Так и поступит наш оратор – ибо мы говорим не о каком‑нибудь декламаторе или площадном крючкотворе, но о муже ученейшем и совершеннейшем: когда перед ним будут те или иные «места», он быстро пробежит по всем, воспользуется удобными и будет о них говорить обобщенно, а это позволит ему перейти и к так называемым общим местам.
Но этими средствами он не будет пользоваться бездумно: он все взвесит и сделает свой выбор, потому что не всегда и не во всяком деле доводы, развитые из одних и тех же мест, имеют один и тот же вес. Поэтому он будет разборчив и не только найдет, что можно сказать, но и прикинет, что до́лжно сказать.

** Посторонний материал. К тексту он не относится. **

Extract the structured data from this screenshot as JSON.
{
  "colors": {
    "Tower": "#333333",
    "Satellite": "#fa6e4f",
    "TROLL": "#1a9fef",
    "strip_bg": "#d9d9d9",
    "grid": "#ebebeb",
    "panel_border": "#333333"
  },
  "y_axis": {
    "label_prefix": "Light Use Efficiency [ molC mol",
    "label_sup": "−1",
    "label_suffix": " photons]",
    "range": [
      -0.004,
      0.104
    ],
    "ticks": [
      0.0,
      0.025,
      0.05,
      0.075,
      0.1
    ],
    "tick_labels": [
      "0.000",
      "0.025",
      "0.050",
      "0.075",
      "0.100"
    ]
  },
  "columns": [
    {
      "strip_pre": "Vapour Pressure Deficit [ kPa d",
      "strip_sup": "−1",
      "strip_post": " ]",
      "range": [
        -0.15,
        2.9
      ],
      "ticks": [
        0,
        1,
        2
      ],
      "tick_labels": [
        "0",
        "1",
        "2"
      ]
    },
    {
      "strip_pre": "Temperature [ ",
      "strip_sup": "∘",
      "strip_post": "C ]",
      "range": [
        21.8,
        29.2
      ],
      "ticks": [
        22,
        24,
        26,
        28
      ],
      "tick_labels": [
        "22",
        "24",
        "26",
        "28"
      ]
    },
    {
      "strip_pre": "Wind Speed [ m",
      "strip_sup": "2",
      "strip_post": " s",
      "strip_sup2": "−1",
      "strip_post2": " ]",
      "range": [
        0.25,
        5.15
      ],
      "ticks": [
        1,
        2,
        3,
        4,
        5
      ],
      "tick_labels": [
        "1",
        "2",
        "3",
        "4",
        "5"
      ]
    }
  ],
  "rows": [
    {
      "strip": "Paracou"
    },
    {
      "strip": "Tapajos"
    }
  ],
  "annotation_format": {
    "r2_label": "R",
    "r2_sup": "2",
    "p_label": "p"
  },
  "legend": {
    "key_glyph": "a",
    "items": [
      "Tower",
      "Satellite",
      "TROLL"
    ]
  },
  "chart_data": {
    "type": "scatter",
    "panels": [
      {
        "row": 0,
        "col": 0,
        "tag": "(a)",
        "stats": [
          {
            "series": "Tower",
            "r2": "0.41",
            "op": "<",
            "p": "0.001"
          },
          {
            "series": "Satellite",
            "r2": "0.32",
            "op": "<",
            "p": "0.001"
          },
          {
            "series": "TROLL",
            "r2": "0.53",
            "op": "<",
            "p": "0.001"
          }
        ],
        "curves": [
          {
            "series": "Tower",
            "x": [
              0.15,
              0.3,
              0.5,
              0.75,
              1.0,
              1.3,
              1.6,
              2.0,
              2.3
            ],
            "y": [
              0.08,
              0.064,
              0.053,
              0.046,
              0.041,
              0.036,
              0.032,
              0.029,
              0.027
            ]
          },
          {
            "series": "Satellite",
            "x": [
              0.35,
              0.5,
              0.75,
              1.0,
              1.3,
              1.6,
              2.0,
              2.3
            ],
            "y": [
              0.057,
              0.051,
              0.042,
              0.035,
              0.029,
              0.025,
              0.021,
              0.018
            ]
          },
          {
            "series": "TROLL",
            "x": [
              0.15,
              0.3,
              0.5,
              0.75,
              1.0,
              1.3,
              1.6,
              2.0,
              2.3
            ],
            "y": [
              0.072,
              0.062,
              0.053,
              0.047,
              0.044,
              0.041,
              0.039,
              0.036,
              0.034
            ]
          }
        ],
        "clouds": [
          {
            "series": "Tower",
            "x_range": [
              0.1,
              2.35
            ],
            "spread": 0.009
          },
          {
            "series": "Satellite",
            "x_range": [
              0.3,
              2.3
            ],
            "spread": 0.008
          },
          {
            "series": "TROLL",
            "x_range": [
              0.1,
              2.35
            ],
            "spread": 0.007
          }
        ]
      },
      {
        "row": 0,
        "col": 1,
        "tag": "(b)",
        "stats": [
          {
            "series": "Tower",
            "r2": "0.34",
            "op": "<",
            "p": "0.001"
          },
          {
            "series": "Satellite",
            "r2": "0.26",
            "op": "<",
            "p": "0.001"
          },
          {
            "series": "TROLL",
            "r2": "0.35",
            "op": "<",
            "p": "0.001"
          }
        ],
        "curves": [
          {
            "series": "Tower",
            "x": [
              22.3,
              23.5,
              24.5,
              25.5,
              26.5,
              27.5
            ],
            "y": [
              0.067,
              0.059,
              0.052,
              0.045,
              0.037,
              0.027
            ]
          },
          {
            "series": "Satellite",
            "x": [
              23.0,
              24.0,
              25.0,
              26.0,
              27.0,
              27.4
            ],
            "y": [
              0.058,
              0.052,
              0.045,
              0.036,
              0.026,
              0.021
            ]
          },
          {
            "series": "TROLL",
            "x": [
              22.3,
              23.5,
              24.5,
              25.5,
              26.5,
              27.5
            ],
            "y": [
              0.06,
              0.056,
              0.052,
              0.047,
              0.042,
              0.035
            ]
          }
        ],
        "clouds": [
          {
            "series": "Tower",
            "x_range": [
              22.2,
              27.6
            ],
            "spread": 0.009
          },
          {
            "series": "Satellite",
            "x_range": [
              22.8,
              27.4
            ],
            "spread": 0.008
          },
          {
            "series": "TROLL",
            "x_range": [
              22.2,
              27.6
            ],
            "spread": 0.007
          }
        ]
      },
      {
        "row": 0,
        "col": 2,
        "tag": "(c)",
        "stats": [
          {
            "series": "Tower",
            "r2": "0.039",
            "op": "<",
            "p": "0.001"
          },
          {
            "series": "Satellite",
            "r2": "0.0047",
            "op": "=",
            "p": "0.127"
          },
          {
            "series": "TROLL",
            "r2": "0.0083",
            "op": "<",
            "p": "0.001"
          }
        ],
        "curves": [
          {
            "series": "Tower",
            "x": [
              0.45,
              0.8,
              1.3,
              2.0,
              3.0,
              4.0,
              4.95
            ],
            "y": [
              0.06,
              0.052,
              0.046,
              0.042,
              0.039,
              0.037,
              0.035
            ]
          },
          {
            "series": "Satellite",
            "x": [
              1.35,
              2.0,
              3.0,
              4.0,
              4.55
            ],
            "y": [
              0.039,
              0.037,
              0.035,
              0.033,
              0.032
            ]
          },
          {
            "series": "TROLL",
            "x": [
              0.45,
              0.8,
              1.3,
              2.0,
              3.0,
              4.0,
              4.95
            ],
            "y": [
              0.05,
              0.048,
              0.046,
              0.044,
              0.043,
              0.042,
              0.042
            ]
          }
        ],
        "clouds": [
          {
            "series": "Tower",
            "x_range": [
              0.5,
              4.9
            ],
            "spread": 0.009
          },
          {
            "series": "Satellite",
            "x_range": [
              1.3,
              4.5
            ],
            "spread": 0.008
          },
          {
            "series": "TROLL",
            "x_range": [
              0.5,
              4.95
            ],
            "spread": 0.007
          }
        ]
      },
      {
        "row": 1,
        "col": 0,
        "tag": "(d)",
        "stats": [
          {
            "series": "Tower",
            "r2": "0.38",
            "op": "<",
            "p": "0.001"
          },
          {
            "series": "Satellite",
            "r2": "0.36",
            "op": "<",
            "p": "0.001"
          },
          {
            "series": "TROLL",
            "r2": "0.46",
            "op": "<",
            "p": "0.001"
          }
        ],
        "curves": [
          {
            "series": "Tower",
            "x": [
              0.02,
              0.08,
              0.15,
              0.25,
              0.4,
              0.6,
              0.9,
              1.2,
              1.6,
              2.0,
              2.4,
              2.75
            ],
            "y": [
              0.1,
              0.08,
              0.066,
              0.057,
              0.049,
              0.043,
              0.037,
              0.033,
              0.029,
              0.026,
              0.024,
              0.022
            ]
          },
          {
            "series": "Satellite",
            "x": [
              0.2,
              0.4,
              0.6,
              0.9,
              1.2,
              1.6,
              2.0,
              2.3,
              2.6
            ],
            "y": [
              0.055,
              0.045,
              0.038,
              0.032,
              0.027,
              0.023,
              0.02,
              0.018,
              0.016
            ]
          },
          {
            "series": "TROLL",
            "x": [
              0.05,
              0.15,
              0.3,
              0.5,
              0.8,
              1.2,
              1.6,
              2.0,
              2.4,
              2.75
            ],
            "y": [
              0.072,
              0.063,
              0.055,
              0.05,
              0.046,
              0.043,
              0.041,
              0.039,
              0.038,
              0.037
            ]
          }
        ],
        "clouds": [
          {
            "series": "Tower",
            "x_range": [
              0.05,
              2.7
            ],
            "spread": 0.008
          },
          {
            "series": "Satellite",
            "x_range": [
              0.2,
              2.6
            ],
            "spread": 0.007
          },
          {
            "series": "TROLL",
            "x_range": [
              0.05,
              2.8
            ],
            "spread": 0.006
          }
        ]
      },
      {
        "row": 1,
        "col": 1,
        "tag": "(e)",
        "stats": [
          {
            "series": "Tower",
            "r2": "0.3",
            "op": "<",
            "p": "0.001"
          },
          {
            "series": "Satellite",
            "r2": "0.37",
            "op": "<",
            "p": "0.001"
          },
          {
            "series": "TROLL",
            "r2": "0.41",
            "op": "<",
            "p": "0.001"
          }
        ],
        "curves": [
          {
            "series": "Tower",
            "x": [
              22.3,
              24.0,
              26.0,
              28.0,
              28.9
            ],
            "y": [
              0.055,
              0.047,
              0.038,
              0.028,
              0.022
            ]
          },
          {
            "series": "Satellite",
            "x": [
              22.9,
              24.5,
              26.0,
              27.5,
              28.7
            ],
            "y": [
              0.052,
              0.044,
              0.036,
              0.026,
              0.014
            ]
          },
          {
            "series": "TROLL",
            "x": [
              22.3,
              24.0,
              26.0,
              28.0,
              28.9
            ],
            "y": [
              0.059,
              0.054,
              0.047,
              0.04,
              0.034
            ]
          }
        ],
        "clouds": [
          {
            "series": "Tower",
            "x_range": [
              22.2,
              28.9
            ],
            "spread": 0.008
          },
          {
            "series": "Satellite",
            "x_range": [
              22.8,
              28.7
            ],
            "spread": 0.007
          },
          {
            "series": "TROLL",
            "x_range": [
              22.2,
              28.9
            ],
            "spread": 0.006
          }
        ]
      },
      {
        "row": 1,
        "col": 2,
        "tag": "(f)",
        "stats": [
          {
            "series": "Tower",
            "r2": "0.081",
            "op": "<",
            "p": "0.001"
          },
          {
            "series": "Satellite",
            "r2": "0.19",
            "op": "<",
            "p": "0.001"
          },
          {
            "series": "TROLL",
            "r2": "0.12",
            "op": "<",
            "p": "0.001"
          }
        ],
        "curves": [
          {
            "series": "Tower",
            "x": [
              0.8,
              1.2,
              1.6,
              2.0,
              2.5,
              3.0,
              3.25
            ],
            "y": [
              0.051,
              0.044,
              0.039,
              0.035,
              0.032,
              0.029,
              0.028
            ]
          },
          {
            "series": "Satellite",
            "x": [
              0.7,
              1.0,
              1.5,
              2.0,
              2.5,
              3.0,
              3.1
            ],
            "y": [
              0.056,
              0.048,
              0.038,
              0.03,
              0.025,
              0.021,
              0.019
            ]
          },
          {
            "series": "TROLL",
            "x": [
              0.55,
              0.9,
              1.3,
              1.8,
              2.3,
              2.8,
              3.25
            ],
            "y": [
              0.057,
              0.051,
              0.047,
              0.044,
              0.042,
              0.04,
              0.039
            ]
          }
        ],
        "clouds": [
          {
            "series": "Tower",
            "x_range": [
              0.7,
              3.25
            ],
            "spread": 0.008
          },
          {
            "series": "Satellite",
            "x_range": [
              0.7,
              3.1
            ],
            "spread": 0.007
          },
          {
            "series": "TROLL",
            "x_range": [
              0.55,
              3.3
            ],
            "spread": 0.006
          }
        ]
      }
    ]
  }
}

Действительно, нет ничего плодоноснее, нежели дарование, особенно когда оно возделано науками: но как богатый изобильный урожай приносит не только колосья, но и опаснейшие для них сорные травы, так иногда и из таких «мест» выводятся доводы легковесные, неуместные или бесполезные. И если бы настоящий оратор не делал здесь разумного отбора, разве он сумел бы остаться и держаться в кругу выгодных ему данных, смягчить невыгодные, скрыть или по возможности совсем обойти те, которых он не может опровергнуть, отвлечь от них внимание или выдвинуть такое предположение, которое покажется правдоподобнее, чем враждебная точка зрения?